Joshua Schulte: Why former CIA hacker is sentenced 40 years in jail?

Joshua Schulte has been sentenced concerning WikiLeaks

By Web Desk
February 03, 2024
A representational image of computer data. — Pixabay
A representational image of computer data. — Pixabay

Joshua Schulte is a former Central Intelligence Agency (CIA) employee who was convicted of leaking information and classified documents to WikiLeaks and has been sentenced to 40 years in prison, BBC reported.
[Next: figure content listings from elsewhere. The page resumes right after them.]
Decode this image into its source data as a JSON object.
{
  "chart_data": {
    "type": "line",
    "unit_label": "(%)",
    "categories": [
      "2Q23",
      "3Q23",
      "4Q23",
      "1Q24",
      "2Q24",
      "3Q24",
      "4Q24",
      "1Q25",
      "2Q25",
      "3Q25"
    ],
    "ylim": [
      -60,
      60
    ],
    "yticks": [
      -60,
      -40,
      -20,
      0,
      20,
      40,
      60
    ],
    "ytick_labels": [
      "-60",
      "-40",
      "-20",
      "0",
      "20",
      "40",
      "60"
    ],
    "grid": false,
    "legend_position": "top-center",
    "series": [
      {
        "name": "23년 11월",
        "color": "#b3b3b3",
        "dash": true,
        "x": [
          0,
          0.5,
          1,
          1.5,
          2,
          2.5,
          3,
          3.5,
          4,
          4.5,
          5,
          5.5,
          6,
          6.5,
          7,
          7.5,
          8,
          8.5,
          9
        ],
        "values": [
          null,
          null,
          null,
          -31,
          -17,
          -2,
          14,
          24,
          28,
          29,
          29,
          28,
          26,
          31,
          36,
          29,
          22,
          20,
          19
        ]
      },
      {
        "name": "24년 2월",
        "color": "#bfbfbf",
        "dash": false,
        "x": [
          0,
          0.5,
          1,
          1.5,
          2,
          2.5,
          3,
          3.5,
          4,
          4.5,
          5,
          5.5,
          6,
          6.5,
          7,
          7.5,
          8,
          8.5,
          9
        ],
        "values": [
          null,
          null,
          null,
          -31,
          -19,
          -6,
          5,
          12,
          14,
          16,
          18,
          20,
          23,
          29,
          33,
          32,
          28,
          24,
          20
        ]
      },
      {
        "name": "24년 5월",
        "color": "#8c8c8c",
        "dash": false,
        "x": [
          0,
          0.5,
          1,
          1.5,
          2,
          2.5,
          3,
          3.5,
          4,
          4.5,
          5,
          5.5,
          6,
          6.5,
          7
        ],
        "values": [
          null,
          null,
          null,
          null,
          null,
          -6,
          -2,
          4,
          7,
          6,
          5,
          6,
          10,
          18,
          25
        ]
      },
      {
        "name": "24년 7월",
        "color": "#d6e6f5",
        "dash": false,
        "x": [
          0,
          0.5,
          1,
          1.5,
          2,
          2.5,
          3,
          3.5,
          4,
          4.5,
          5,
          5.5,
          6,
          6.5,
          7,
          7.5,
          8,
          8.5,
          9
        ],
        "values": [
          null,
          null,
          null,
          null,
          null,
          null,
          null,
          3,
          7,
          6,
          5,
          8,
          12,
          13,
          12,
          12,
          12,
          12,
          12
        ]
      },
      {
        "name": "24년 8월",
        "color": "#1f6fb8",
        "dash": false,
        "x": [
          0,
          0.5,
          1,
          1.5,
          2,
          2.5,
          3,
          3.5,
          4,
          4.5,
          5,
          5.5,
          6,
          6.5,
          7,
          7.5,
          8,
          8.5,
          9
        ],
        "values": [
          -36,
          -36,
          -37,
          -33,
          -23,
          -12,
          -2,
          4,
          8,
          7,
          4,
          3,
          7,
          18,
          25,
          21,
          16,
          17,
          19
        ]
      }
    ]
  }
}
Labelled as "the largest loss of classified documents in the agency's history and a huge embarrassment for CIA officials" by the New York Times, the information was released by WikiLeaks as part of the "Vault 7" document series in 2017.

He was further convicted of harnessing pictures of child abuse.

Early life and career

Schulte grew up in Lubbock, Texas, in a family of five.

According to his friends, he has always been interested in computers and graduated from the University of Texas with a degree in computer engineering.

Before joining the CIA in 2010, he was working at the National Security Agency (NSA).

Due to an escalation between him and an employee, he left the CIA in 2016 and worked at Bloomberg until his arrest.

The trial

Schulte worked as a software engineer for the Centre for Cyber Intelligence, which carries out cyber espionage against foreign governments and terrorist groups.

According to the prosecution, he sent the stolen data to WikiLeaks in 2016 and then told Federal Bureau Investigation (FBI) investigators false information about his involvement in the release.

They claimed that he appeared to be driven by resentment following a conflict at work.

Assistant US Attorney Michael Lockard stated that Schulte had been having trouble meeting deadlines and that one of his projects was running so far behind schedule that his colleagues gave him the nickname "Drifting Deadline."

They added that, after his arrest, Schulte attempted to transmit more information. He smuggled a phone into jail, where he attempted to send a reporter information about CIA cyber groups and drafted tweets that included information about CIA cyber tools under the name Jason Bourne, a fictional intelligence operative.